Nervosi e privi di correlazione i principali indici finanziari europei all’apertura di oggi, con gli investitori in attesa del dato sulla produzione industriale negli Stati Uniti e con gli occhi puntati sui ministri delle Finanze europei impegnati a Bruxelles nella messa a punto di un piano di azione per gli istituti di credito che, dopo la nuova serie di verifiche (“stress test”) da parte della BCE, dovessero mostrarsi in difficoltà; la seduta è poi proseguita all’insegna degli acquisti, propiziati dall’onda lunga delle rassicurazioni espresse da Janet Yellen, prossimo presidente della Fed, con Milano a metà contrattazioni unica piazza in negativo; chiusura quindi in crescita per quasi tutte le principali Borse europee: debole Madrid (-0,13%), lieve rialzo per Parigi (+0,19%) e Francoforte (+0,21%), in incremento Londra (+0,41%).

Piazza Affari (FTSE Mib -0,39%, FTSE Italia All Share -0,31%) fanalino di coda dell’Europa, appesantita da alcune trimestrali negative e dalla cattiva intonazione dei bancari che hanno spinto gli operatori a realizzare prese di beneficio. In forte ribasso Monte dei Paschi di Siena (-2,58%), che comunicherà i dettagli del piano di ristrutturazione dopo l’approvazione della Commissione Europea mentre gli analisti ne confermano il giudizio ad “Underperform” (farà peggio del mercato); negativa anche Unicredit (-1,25%) nonostante un rialzo del target price e la conferma del giudizio “Hold” (mantenere); segno meno infine per Intesa Sanpaolo (-2,19%).
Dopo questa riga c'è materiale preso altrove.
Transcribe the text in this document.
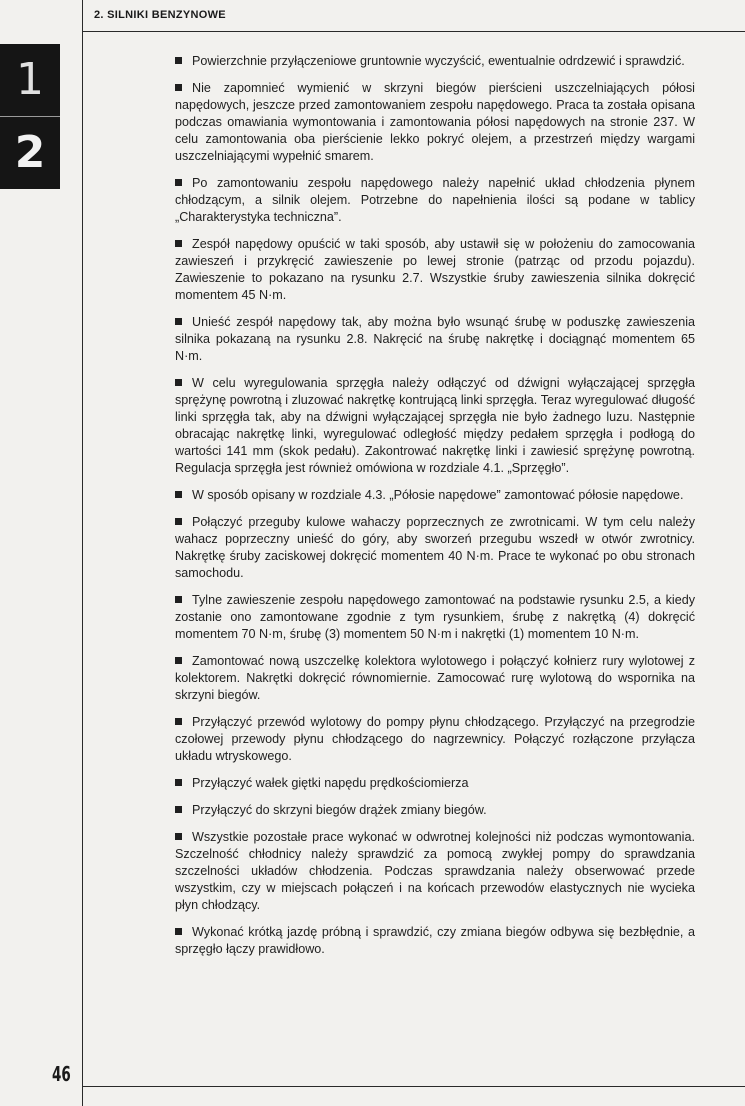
2. SILNIKI BENZYNOWE
1
2

Powierzchnie przyłączeniowe gruntownie wyczyścić, ewentualnie odrdzewić i sprawdzić.

Nie zapomnieć wymienić w skrzyni biegów pierścieni uszczelniających półosi napędowych, jeszcze przed zamontowaniem zespołu napędowego. Praca ta została opisana podczas omawiania wymontowania i zamontowania półosi napędowych na stronie 237. W celu zamontowania oba pierścienie lekko pokryć olejem, a przestrzeń między wargami uszczelniającymi wypełnić smarem.

Po zamontowaniu zespołu napędowego należy napełnić układ chłodzenia płynem chłodzącym, a silnik olejem. Potrzebne do napełnienia ilości są podane w tablicy „Charakterystyka techniczna”.

Zespół napędowy opuścić w taki sposób, aby ustawił się w położeniu do zamocowania zawieszeń i przykręcić zawieszenie po lewej stronie (patrząc od przodu pojazdu). Zawieszenie to pokazano na rysunku 2.7. Wszystkie śruby zawieszenia silnika dokręcić momentem 45 N·m.

Unieść zespół napędowy tak, aby można było wsunąć śrubę w poduszkę zawieszenia silnika pokazaną na rysunku 2.8. Nakręcić na śrubę nakrętkę i dociągnąć momentem 65 N·m.

W celu wyregulowania sprzęgła należy odłączyć od dźwigni wyłączającej sprzęgła sprężynę powrotną i zluzować nakrętkę kontrującą linki sprzęgła. Teraz wyregulować długość linki sprzęgła tak, aby na dźwigni wyłączającej sprzęgła nie było żadnego luzu. Następnie obracając nakrętkę linki, wyregulować odległość między pedałem sprzęgła i podłogą do wartości 141 mm (skok pedału). Zakontrować nakrętkę linki i zawiesić sprężynę powrotną. Regulacja sprzęgła jest również omówiona w rozdziale 4.1. „Sprzęgło”.

W sposób opisany w rozdziale 4.3. „Półosie napędowe” zamontować półosie napędowe.

Połączyć przeguby kulowe wahaczy poprzecznych ze zwrotnicami. W tym celu należy wahacz poprzeczny unieść do góry, aby sworzeń przegubu wszedł w otwór zwrotnicy. Nakrętkę śruby zaciskowej dokręcić momentem 40 N·m. Prace te wykonać po obu stronach samochodu.

Tylne zawieszenie zespołu napędowego zamontować na podstawie rysunku 2.5, a kiedy zostanie ono zamontowane zgodnie z tym rysunkiem, śrubę z nakrętką (4) dokręcić momentem 70 N·m, śrubę (3) momentem 50 N·m i nakrętki (1) momentem 10 N·m.

Zamontować nową uszczelkę kolektora wylotowego i połączyć kołnierz rury wylotowej z kolektorem. Nakrętki dokręcić równomiernie. Zamocować rurę wylotową do wspornika na skrzyni biegów.

Przyłączyć przewód wylotowy do pompy płynu chłodzącego. Przyłączyć na przegrodzie czołowej przewody płynu chłodzącego do nagrzewnicy. Połączyć rozłączone przyłącza układu wtryskowego.

Przyłączyć wałek giętki napędu prędkościomierza

Przyłączyć do skrzyni biegów drążek zmiany biegów.

Wszystkie pozostałe prace wykonać w odwrotnej kolejności niż podczas wymontowania. Szczelność chłodnicy należy sprawdzić za pomocą zwykłej pompy do sprawdzania szczelności układów chłodzenia. Podczas sprawdzania należy obserwować przede wszystkim, czy w miejscach połączeń i na końcach przewodów elastycznych nie wycieka płyn chłodzący.

Wykonać krótką jazdę próbną i sprawdzić, czy zmiana biegów odbywa się bezbłędnie, a sprzęgło łączy prawidłowo.

46
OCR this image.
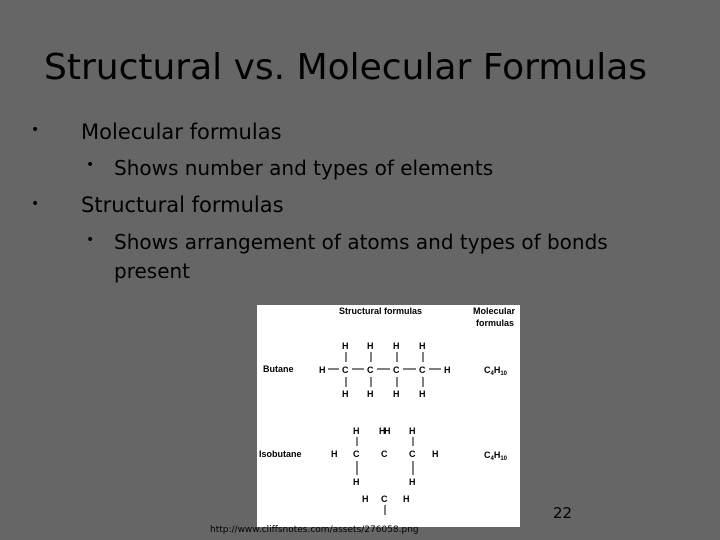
Structural vs. Molecular Formulas
• Molecular formulas
• Shows number and types of elements
• Structural formulas
• Shows arrangement of atoms and types of bonds
present
Structural formulas	Molecular
formulas
Butane
H H H H
H C C C C H
H H H H
$C_4H_{10}$
Isobutane
H H
H H
H C C C H
H	H
H C H
$C_4H_{10}$
http://www.cliffsnotes.com/assets/276058.png
22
Tra i titoli a maggior capitalizzazione Telecom Italia (+0,45%) ha ignorato il taglio del giudizio di S&P sul debito a lungo termine della compagnia, sceso a “BB+” con prospettive “Negative” per i prossimi trimestri; il quotidiano economico Il Sole24Ore riporta poi che la Consob avrebbe avviato delle verifiche su Generali (-1,03%), nell’ambito dell’operazione di valorizzazione della partecipazione in Telecom Argentina da parte di Telecom Italia; acquisti sui petroliferi (Eni +0,39%, Saipem +0,28%,) mentre RCS Mediagroup (-1,87%) scivola dopo la cessione dello 0,69% del capitale della società editoriale da parte di Mediobanca.

La bocciatura della legge di stabilità del Governo Letta da parte della Commissione Europea ha messo in dubbio la capacità dell’Italia di raggiungere l’obiettivo sul deficit di bilancio (3%), che a sua volta ha aumentato la  pressione sullo spread, la differenza di rendimento tra il Btp ed il Bund con scadenza a dieci anni, risalito a  238 BP (Basis point, punti base) per un tasso del 4,09%; praticamente invariato invece lo spread tra il Btp e il Bund tedesco con scadenza a due anni, confermatosi ai 111 Bp della chiusura di ieri per un rendimento sopra l’1,2%.